With regard to this wider question, notwithstanding its imminence for a good many years, the British Empire had not made up its mind, nor indeed had it ever been asked to do so by those in authority. Sir Edward Grey appears to have thought that, on democratic principles, he had not the right to make such a pronouncement as M. Sazonof desired; and that even if this pathway might have led to peace, it was one which he could not tread.
The one alternative was tried, and failed. We proffered our good offices, we urged our counsels of moderation, all in vain. That, at any rate, is among the certainties. And it is also among the certainties that, although this alternative failed, it brought us two signal benefits, in the unity of our own people and the goodwill of the world.
About the other alternative, which was not tried, we cannot of course speak with the same sureness. If Sir Edward Grey had taken the step which M. Sazonof desired him to take, he would at once have been vehemently opposed and denounced by a very large body of his own fellow-countrymen, who, never having been taken frankly into the confidence of the Government with regard to the foundations of British policy, were at this early stage of the proceedings almost wholly ignorant of the motives and issues involved. This being so, if war had ensued, we should then have gone into it a divided instead of a united nation.

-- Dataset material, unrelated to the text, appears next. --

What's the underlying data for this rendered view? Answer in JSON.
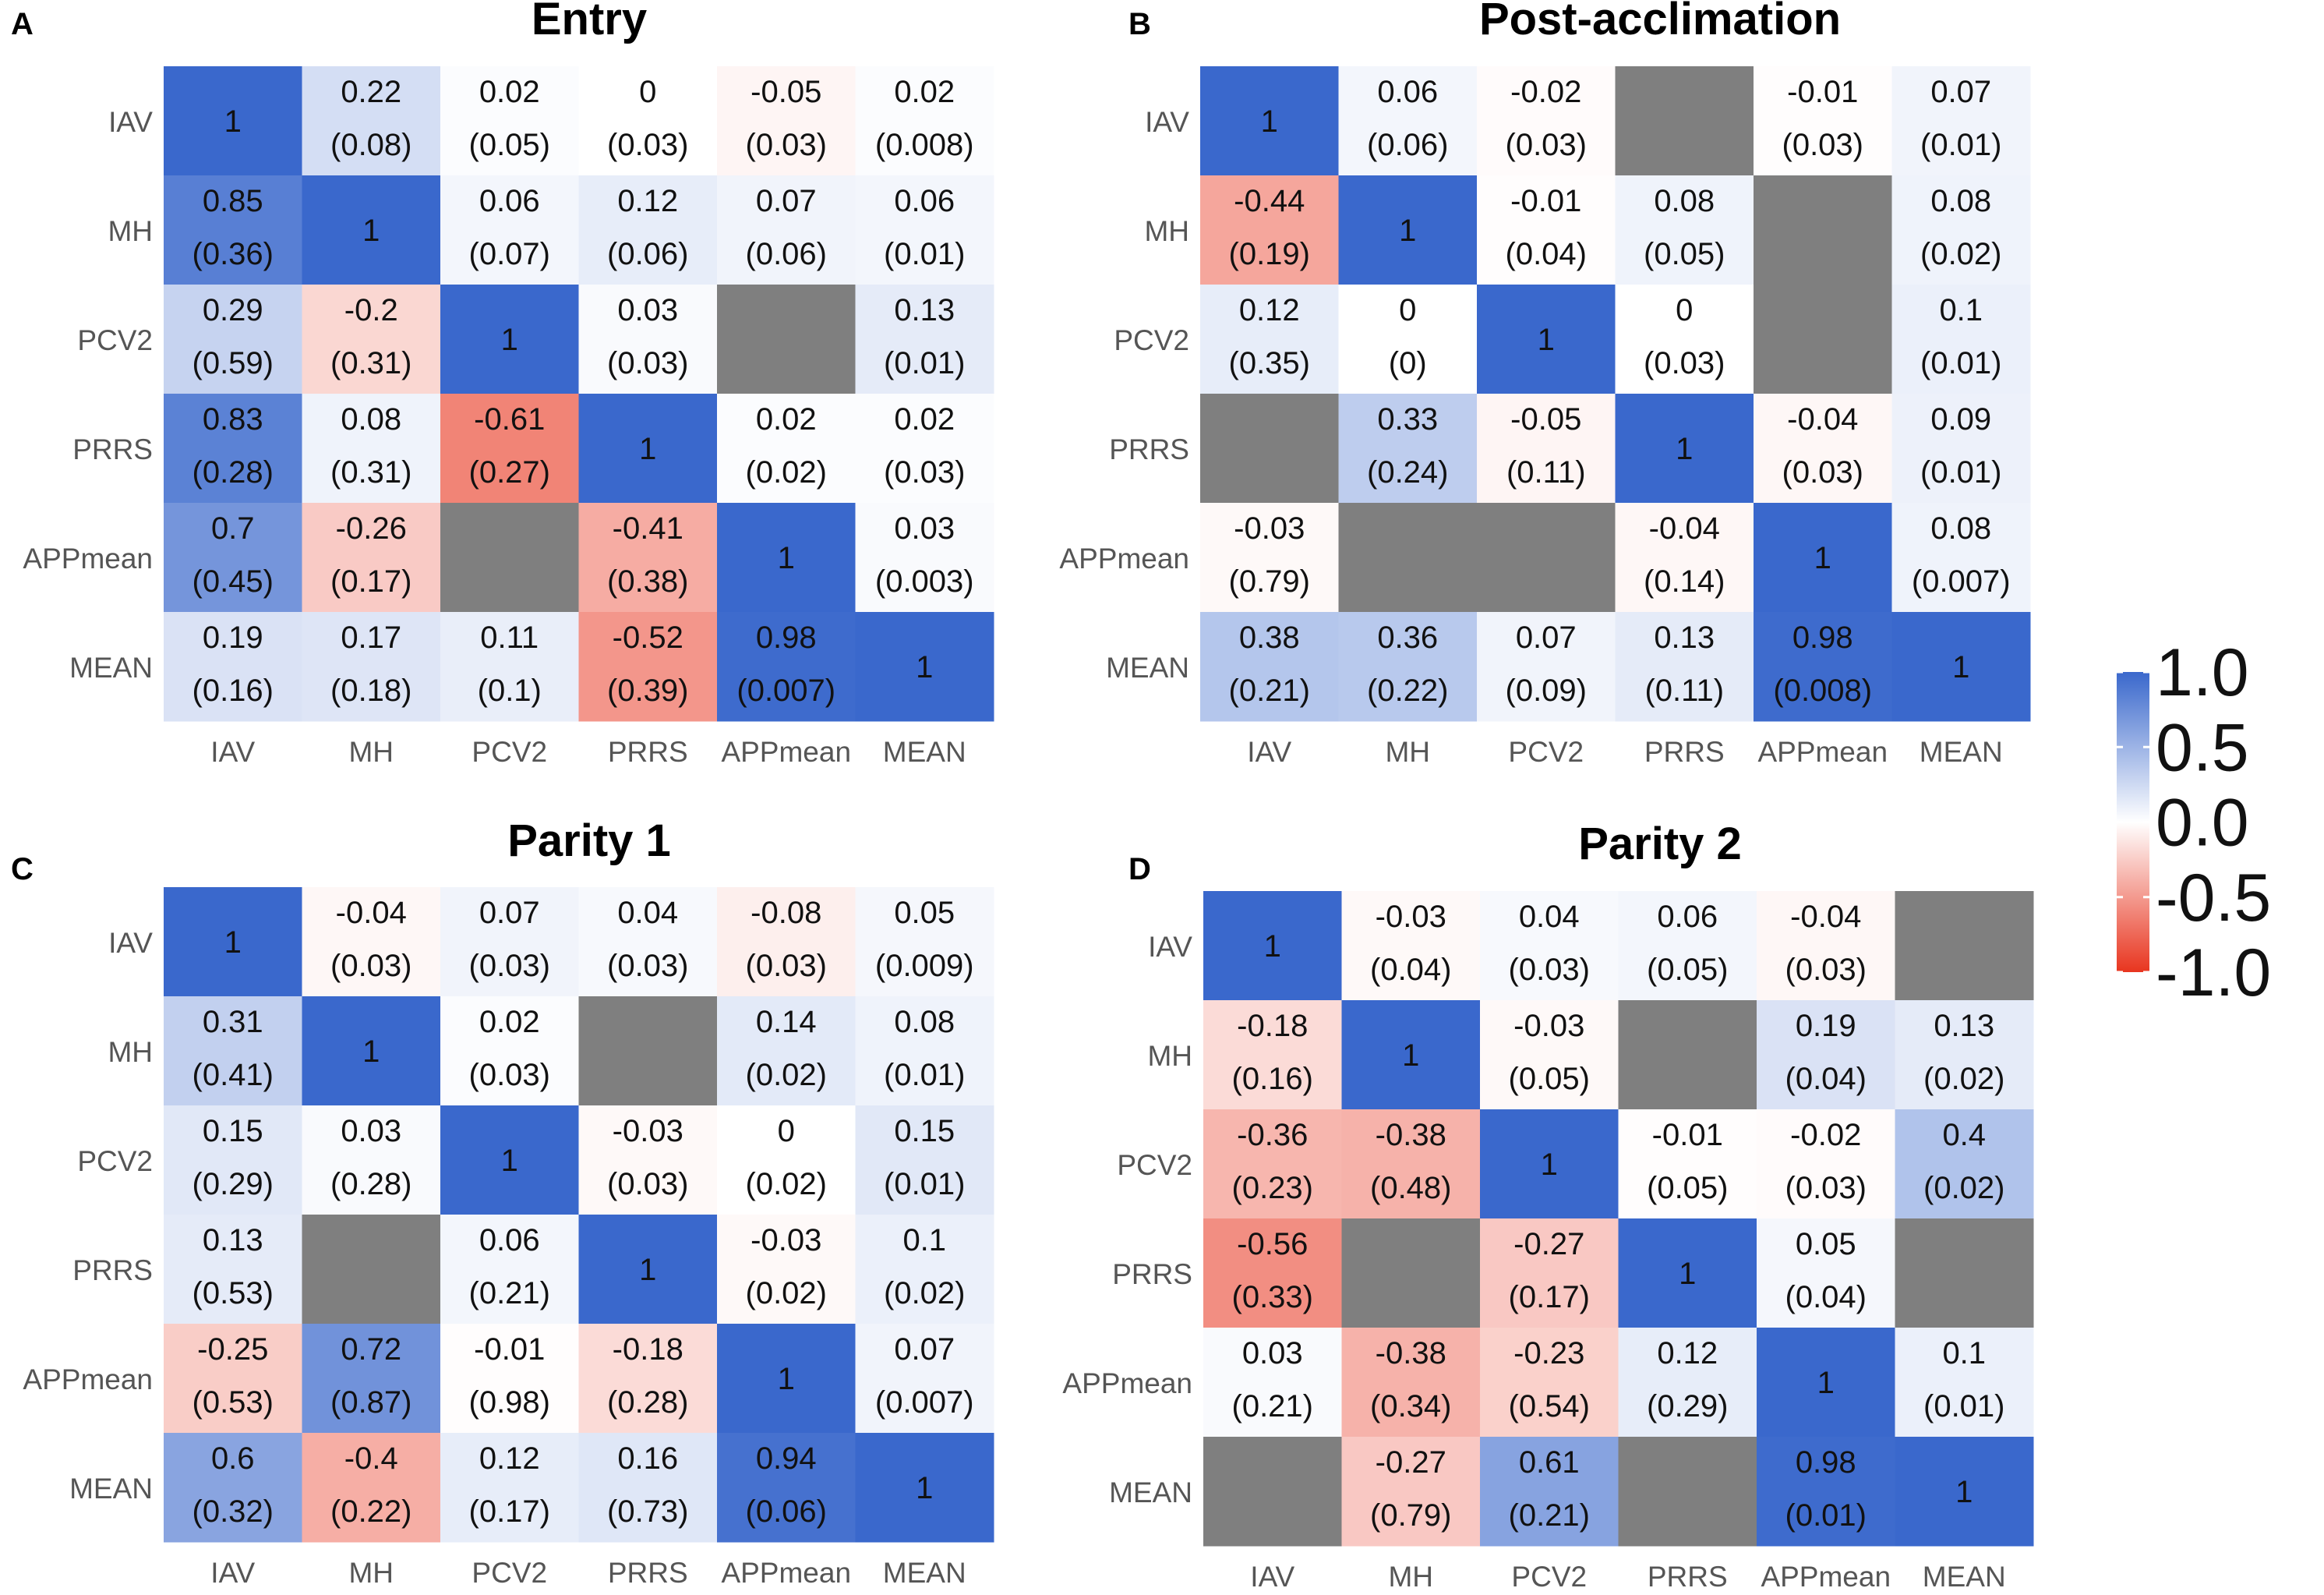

On the other hand, if peace had ensued, it must have been a patched-up ill-natured peace; and it is not improbable that Sir Edward Grey would have been driven from office by enemies in his own household, playing the game of Germany unconsciously, as on previous occasions, and would have brought the Cabinet down with him in his fall. For at this time, owing to domestic difficulties, the Government stood in a very perilous position, and it needed only such a mutiny, as a bold departure in foreign affairs would almost certainly have provoked among the Liberal party, to bring Mr. Asquith's government to an end.